NYC officials, residents rip conditions at Wards Island homeless shelter

The troubled men’s homeless shelter on Wards Island has continued to deteriorate into an unsanitary COVID-19 nightmare, a group of elected city officials said after touring the facility Monday.

“Nobody should be here,” City Councilman Stephen Levin told reporters outside the Clarke Thomas Men’s Shelter. “Nobody should be in this building right now.”

The harsh take on the 233-bed shelter off Hell Gate Circle is just the latest slap at the city-run facility, long the target of complaints from homeless residents and advocates.

The critics Monday said social distancing is non-existent at the facility — even in the midst of a resurgence of the pandemic — with beds no more than 2 feet apart and masks rarely donned by residents.

“If you have COVID, it’s going to spread in there,” said Public Advocate Jumaane Williams, who led the tour with Levin and Manhattan Borough President Gale Brewer.

The group, which included “Da Homeless Hero” Shams DaBaron, a onetime vagrant New Yorker-turned-activist, addressed reporters outside after the tour.

“I remember how horrible this experience was,” said DaBaron, who once lived at the shelter, to the press. “It was so bad that it led me to increasing my drinking, and (it) developed into a major problem.

“This place does not foster growth and development,” he said. “It fosters death and destruction.”

The visiting officials blamed the state of the shelter on Mayor Bill de Blasio, saying the city hasn’t done enough to help the homeless men placed in the facility — which they noted is physically far from the mental-health and counseling services that many require.

Last year, a former shelter resident launched a petition drive to bring attention to what he called a dire situation at the center, blaming the city Department of Homeless Services for the alleged unsanitary conditions and creating a hotbed for COVID-19.

On Monday, residents at the shelter griped about the “abhorrent” conditions that they say remain unaddressed at the isolated facility.

“The conditions here are deplorable — roaches, mice, flies,” said shelter resident Anthony Simmons, 52. “[Staffers] don’t clean the bathroom properly.
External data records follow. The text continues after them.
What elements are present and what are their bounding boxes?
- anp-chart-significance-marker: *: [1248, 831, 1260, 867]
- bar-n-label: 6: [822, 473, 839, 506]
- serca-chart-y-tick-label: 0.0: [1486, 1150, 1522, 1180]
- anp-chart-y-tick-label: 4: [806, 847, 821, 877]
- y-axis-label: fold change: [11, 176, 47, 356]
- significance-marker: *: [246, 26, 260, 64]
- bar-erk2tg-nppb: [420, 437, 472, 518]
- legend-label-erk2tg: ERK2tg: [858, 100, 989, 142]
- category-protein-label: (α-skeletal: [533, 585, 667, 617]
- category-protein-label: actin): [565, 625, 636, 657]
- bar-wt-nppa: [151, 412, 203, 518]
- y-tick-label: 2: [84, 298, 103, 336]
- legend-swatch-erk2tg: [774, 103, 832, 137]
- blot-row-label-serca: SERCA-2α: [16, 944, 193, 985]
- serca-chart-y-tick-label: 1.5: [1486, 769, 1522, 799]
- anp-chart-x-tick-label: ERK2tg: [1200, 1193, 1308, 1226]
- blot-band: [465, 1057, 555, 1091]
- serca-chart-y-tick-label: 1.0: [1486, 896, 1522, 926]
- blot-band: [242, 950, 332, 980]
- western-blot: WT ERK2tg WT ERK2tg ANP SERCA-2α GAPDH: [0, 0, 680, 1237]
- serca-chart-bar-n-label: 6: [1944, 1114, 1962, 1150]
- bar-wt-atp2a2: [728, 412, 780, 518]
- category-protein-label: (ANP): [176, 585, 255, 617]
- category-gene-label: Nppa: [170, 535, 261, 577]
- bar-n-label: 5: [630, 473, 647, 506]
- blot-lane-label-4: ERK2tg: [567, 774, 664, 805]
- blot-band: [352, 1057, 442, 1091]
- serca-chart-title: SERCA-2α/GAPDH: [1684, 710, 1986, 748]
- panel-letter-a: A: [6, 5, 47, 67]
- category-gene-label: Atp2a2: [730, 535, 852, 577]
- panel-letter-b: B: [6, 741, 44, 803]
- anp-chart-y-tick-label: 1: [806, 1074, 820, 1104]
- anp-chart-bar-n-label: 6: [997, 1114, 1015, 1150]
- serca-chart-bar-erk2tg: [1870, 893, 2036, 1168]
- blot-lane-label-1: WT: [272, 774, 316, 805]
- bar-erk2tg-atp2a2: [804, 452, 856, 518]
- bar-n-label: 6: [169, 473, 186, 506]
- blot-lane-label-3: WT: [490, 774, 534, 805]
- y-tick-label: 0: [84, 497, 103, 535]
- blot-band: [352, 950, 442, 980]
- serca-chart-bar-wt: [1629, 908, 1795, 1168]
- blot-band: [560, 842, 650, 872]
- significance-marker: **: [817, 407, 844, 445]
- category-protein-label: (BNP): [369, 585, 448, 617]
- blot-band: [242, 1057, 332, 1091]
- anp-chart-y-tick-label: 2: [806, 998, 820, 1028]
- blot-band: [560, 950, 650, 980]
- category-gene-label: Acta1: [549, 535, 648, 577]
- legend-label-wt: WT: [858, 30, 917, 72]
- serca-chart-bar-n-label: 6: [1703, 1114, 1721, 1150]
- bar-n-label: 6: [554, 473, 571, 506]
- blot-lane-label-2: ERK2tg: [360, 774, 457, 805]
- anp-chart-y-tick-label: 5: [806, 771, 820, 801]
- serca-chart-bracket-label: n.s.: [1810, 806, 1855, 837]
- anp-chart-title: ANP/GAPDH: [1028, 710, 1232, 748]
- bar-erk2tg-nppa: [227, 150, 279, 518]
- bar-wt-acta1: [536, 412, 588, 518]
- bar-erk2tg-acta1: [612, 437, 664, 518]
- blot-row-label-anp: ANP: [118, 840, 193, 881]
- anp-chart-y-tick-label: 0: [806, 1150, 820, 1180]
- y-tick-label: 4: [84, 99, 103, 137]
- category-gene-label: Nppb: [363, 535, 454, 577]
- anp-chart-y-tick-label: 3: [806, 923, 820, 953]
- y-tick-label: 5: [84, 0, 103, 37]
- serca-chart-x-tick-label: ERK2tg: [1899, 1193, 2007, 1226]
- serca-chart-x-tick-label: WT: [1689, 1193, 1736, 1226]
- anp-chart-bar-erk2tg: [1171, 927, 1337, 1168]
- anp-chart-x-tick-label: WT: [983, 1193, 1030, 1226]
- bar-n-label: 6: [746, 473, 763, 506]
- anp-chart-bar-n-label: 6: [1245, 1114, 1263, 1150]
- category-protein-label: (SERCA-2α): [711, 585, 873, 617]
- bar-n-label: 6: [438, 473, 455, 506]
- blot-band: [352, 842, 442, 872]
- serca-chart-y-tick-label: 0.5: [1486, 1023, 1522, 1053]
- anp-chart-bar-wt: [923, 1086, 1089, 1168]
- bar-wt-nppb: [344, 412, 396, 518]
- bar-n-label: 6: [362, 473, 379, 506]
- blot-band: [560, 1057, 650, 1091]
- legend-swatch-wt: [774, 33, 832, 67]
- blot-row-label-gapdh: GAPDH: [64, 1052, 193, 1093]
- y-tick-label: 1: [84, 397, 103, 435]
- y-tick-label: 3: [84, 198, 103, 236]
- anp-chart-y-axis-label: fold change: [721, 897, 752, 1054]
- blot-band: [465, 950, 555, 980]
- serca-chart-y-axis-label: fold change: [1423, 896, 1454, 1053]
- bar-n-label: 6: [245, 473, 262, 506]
They just mop the floor.

“It’s better in the street than it is in here, and I’m in a wheelchair saying that,” he said.

Gerald Patterson, 54, who has lived at Clarke Thomas for three years, called the facility “nasty.

“People will piss on the floor before they piss in the toilet,” he told The Post. “They will s–t and throw up in the shower before they do it in the toilet.

“It’s crazy,” Patterson added. “You can’t sleep at night. You have people hollering and bugging out at night. You have people with knives here and razors. It’s ridiculous.”

The residents said the city did have the bathrooms recently cleaned — but only in anticipation of the tour by Williams and the other officials, who brought reporters with them.

“This place is a nightmare,” said a shelter resident, who would only identify himself as Marvin, to The Post. “It’s an absolute nightmare.”

Officials at City Hall said Monday that the city has invested “hundreds of millions of dollars” in its previously underfunded shelter system, including the Wards Island facility.

The money pays for such things as on-site vaccinations and COVID testing at least twice a week at city shelters while implementing protocols for treatment and quarantine of residents who do test positive for the virus.

Since 2016, de Blasio’s “Turning the Tide” plan has also ramped up repairs at such facilities and included more than 59,000 shelter inspections, with violations now at an all-time low as the facilities clean up their acts, the statement said.

While acknowledging that “there is always more work to be done,” city officials said their “proactive” initiatives have reduced the shelter population to about 45,000 — “well below the level when Mayor de Blasio took office in 2014.”

The city signed a $45 million deal with HELP USA in 2019 to lead the effort.